Relationships

You Don't Need To Be Single To Hate Valentine's Day

by Sabrina Dominique

As soon as the Christmas decorations come down, the world begins to look like Cupid projectile vomited pink and red all over the storefronts.

An afternoon on the couch will inevitably yield a rom-com with every changed channel and chances are, if you're single, you've resigned yourself to staying home this weekend because your taken friends all have plans. That's right world, Valentine's Day is on a Friday this year.

And while I run the risk of sounding like a bitter, single, 20-something, the truth is, I have never valued Valentine's Day and it confuses me why so many people do.

After reading an article about why every single girl hates Valentine's Day, I began to recall how I felt about the "holiday" even when I was in a relationship.

There isn't much of a discrepancy between then and now — I didn't like V-Day before and I don't like it now. Furthermore, just because I'm single doesn't mean I resent my friends who are in relationships or that I'll be binge eating because I didn't receive flowers (which will probably die within the week).

Check out these reasons everyone should hate Valentine's Day:

The Odd Ones Out

This is the most obvious reason. Granted, if you're single, the day does suck, but not for the stereotypical reasons you probably assume I mean.

While many people argue that Valentine's Day is about celebrating all kinds of love, the truth is, couples rule this day. And even though you may feel content about your state of singledom, society will make you feel like you shouldn't be.

No plans on Valentine's Day? People will probably pity you. Ordering takeout for one? People will probably pity you. Since everyone is overdosing on love and candy hearts, no one really stops to think that a person may be single by choice and, in fact, not eating their feelings.

Maybe they just want some pad thai. Instead of Instagramming the giant cookie your significant other bought you, maybe try not to rub your relationship in everyone else’s face. Life is tough enough without making other people feel that they are somehow lacking because of a relationship status.

Commercialization Of Romance

I may be talking all kinds of crazy right now, but I've never needed a $6 greeting card or a $50 bouquet of roses to realize that someone cares for me.
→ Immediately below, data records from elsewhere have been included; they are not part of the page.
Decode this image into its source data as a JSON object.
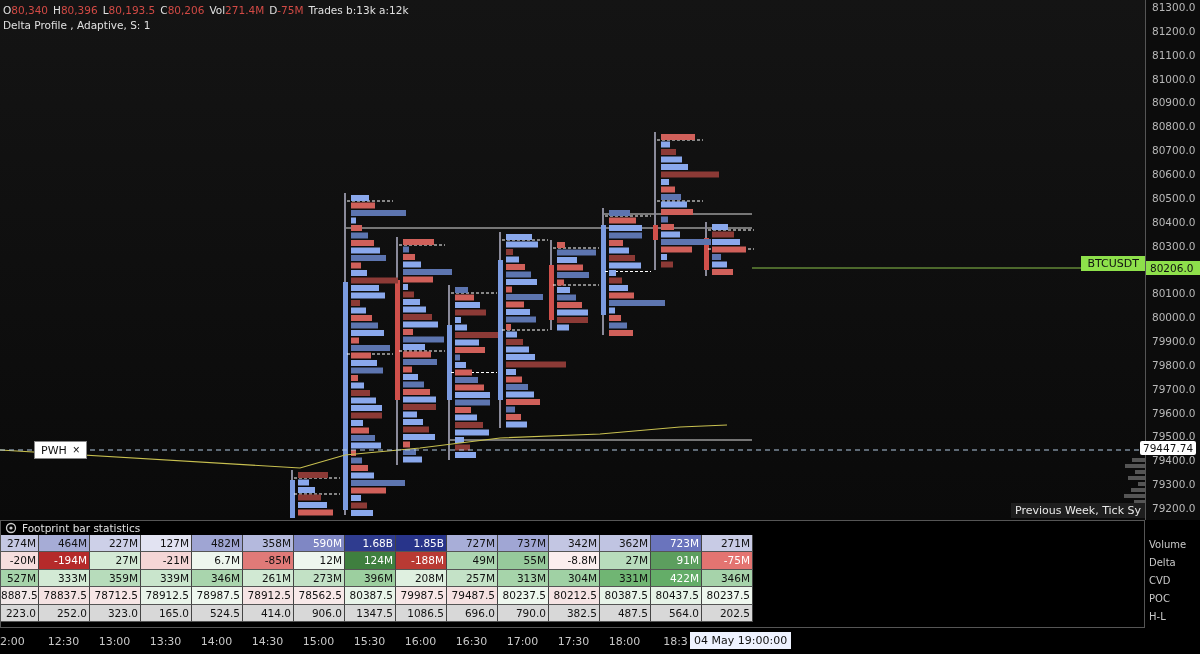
{
  "header": {
    "ohlc": [
      {
        "label": "O",
        "value": "80,340"
      },
      {
        "label": "H",
        "value": "80,396"
      },
      {
        "label": "L",
        "value": "80,193.5"
      },
      {
        "label": "C",
        "value": "80,206"
      },
      {
        "label": "Vol",
        "value": "271.4M"
      },
      {
        "label": "D",
        "value": "-75M"
      }
    ],
    "trades": "Trades b:13k a:12k",
    "indicator": "Delta Profile , Adaptive, S: 1"
  },
  "price_axis": {
    "ticks": [
      "81300.0",
      "81200.0",
      "81100.0",
      "81000.0",
      "80900.0",
      "80800.0",
      "80700.0",
      "80600.0",
      "80500.0",
      "80400.0",
      "80300.0",
      "80100.0",
      "80000.0",
      "79900.0",
      "79800.0",
      "79700.0",
      "79600.0",
      "79500.0",
      "79400.0",
      "79300.0",
      "79200.0"
    ],
    "last_price": "80206.0",
    "symbol": "BTCUSDT",
    "cursor_price": "79447.74"
  },
  "pwh_label": {
    "text": "PWH",
    "close": "×"
  },
  "legend": "Previous Week, Tick Sy",
  "stats": {
    "title": "Footprint bar statistics",
    "rows": [
      {
        "label": "Volume",
        "cells": [
          {
            "value": "274M",
            "color": "#c5c8e3"
          },
          {
            "value": "464M",
            "color": "#a6acd6"
          },
          {
            "value": "227M",
            "color": "#cdd0e8"
          },
          {
            "value": "127M",
            "color": "#e2e3f2"
          },
          {
            "value": "482M",
            "color": "#9fa5d3"
          },
          {
            "value": "358M",
            "color": "#b4b9dd"
          },
          {
            "value": "590M",
            "color": "#7f87c4"
          },
          {
            "value": "1.68B",
            "color": "#2f3c8f"
          },
          {
            "value": "1.85B",
            "color": "#28348a"
          },
          {
            "value": "727M",
            "color": "#a8aed8"
          },
          {
            "value": "737M",
            "color": "#a0a6d4"
          },
          {
            "value": "342M",
            "color": "#c3c6e3"
          },
          {
            "value": "362M",
            "color": "#c0c4e2"
          },
          {
            "value": "723M",
            "color": "#6a74bd"
          },
          {
            "value": "271M",
            "color": "#c8cbe5"
          }
        ]
      },
      {
        "label": "Delta",
        "cells": [
          {
            "value": "-20M",
            "color": "#f6dede"
          },
          {
            "value": "-194M",
            "color": "#b52a2a"
          },
          {
            "value": "27M",
            "color": "#d4ead6"
          },
          {
            "value": "-21M",
            "color": "#f5d6d6"
          },
          {
            "value": "6.7M",
            "color": "#eef6ee"
          },
          {
            "value": "-85M",
            "color": "#e07a78"
          },
          {
            "value": "12M",
            "color": "#eef6ee"
          },
          {
            "value": "124M",
            "color": "#3f7f3f"
          },
          {
            "value": "-188M",
            "color": "#b93a33"
          },
          {
            "value": "49M",
            "color": "#acd6b1"
          },
          {
            "value": "55M",
            "color": "#96c99b"
          },
          {
            "value": "-8.8M",
            "color": "#fbeeee"
          },
          {
            "value": "27M",
            "color": "#b8dcbc"
          },
          {
            "value": "91M",
            "color": "#5c9e5e"
          },
          {
            "value": "-75M",
            "color": "#e37471"
          }
        ]
      },
      {
        "label": "CVD",
        "cells": [
          {
            "value": "527M",
            "color": "#a6d3aa"
          },
          {
            "value": "333M",
            "color": "#d3ead5"
          },
          {
            "value": "359M",
            "color": "#b7dcbb"
          },
          {
            "value": "339M",
            "color": "#c9e5cc"
          },
          {
            "value": "346M",
            "color": "#a9d5ad"
          },
          {
            "value": "261M",
            "color": "#d1e9d3"
          },
          {
            "value": "273M",
            "color": "#c2e1c5"
          },
          {
            "value": "396M",
            "color": "#9ccf9f"
          },
          {
            "value": "208M",
            "color": "#dff0e0"
          },
          {
            "value": "257M",
            "color": "#c4e2c7"
          },
          {
            "value": "313M",
            "color": "#a6d4aa"
          },
          {
            "value": "304M",
            "color": "#a0d1a4"
          },
          {
            "value": "331M",
            "color": "#70b573"
          },
          {
            "value": "422M",
            "color": "#64ad68"
          },
          {
            "value": "346M",
            "color": "#a6d3aa"
          }
        ]
      },
      {
        "label": "POC",
        "cells": [
          {
            "value": "8887.5",
            "color": "#f2e8e8"
          },
          {
            "value": "78837.5",
            "color": "#f4e2e2"
          },
          {
            "value": "78712.5",
            "color": "#f7e6e6"
          },
          {
            "value": "78912.5",
            "color": "#e9f4ea"
          },
          {
            "value": "78987.5",
            "color": "#eef7ee"
          },
          {
            "value": "78912.5",
            "color": "#f5e4e4"
          },
          {
            "value": "78562.5",
            "color": "#f8e9e9"
          },
          {
            "value": "80387.5",
            "color": "#e8f4e9"
          },
          {
            "value": "79987.5",
            "color": "#f7e6e6"
          },
          {
            "value": "79487.5",
            "color": "#f5e1e1"
          },
          {
            "value": "80237.5",
            "color": "#eef7ee"
          },
          {
            "value": "80212.5",
            "color": "#f6e4e4"
          },
          {
            "value": "80387.5",
            "color": "#e8f4e9"
          },
          {
            "value": "80437.5",
            "color": "#e6f3e7"
          },
          {
            "value": "80237.5",
            "color": "#eef7ee"
          }
        ]
      },
      {
        "label": "H-L",
        "cells": [
          {
            "value": "223.0",
            "color": "#d8d8d8"
          },
          {
            "value": "252.0",
            "color": "#d8d8d8"
          },
          {
            "value": "323.0",
            "color": "#d8d8d8"
          },
          {
            "value": "165.0",
            "color": "#d8d8d8"
          },
          {
            "value": "524.5",
            "color": "#d8d8d8"
          },
          {
            "value": "414.0",
            "color": "#d8d8d8"
          },
          {
            "value": "906.0",
            "color": "#d8d8d8"
          },
          {
            "value": "1347.5",
            "color": "#d8d8d8"
          },
          {
            "value": "1086.5",
            "color": "#d8d8d8"
          },
          {
            "value": "696.0",
            "color": "#d8d8d8"
          },
          {
            "value": "790.0",
            "color": "#d8d8d8"
          },
          {
            "value": "382.5",
            "color": "#d8d8d8"
          },
          {
            "value": "487.5",
            "color": "#d8d8d8"
          },
          {
            "value": "564.0",
            "color": "#d8d8d8"
          },
          {
            "value": "202.5",
            "color": "#d8d8d8"
          }
        ]
      }
    ]
  },
  "time_axis": {
    "labels": [
      "2:00",
      "12:30",
      "13:00",
      "13:30",
      "14:00",
      "14:30",
      "15:00",
      "15:30",
      "16:00",
      "16:30",
      "17:00",
      "17:30",
      "18:00",
      "18:3"
    ],
    "cursor_time": "04 May 19:00:00"
  }
}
The thought behind expensive gifts is lost in the obligation to purchase them.

February 14 is the day responsible for keeping the floral industry alive and well — I'd much rather have someone convey appreciation for me on any other day of the year instead of littering pink confetti and other useless crap (read: balloons, chocolates, etc.) on random surfaces, because on February 14, it feels necessary.

If you're not making an effort year round, dinner reservations at a cramped restaurant won't cut it. These gifts, at least to me, mean much less on a day when society basically forces you to purchase something for me. If it's not given out of free will, I don't want it. Save your money.

Confusion And Competition

This leads me to my next point. If your significant other doesn't go all out for Valentine's Day, does that mean your love is less legitimate? It might feel that way.

You might be a little less content with your single long stemmed rose when your coworker's desk resembles a greenhouse. The problem with Valentine's Day, especially given the advent of social media, is that it becomes a competition of show and tell.

If your significant other got you something and you didn't tell anyone about it, did you really get something? We are a generation that competes and compares.

We always want to believe the grass is greener on the other side and there's nothing quite like Valentine's Day to rub it in. Given all of the expectations that this day nurtures, there's bound to be an abundance of disappointment. It becomes more difficult to appreciate what you have when you're bombarded with evidence of what everyone else has.

The bottom line is that the true meaning of Valentine's Day has become lost and distorted and forgotten. Any one of these descriptions is adequate. On a day meant to celebrate the people who mean the most to us, we’ve become wrapped up in trivialities.

This is true for everyone — single people and those in relationships. Take some time to reevaluate what this day and what your significant other really means to you. Try not to get lost in the hustle and bustle and just enjoy each other.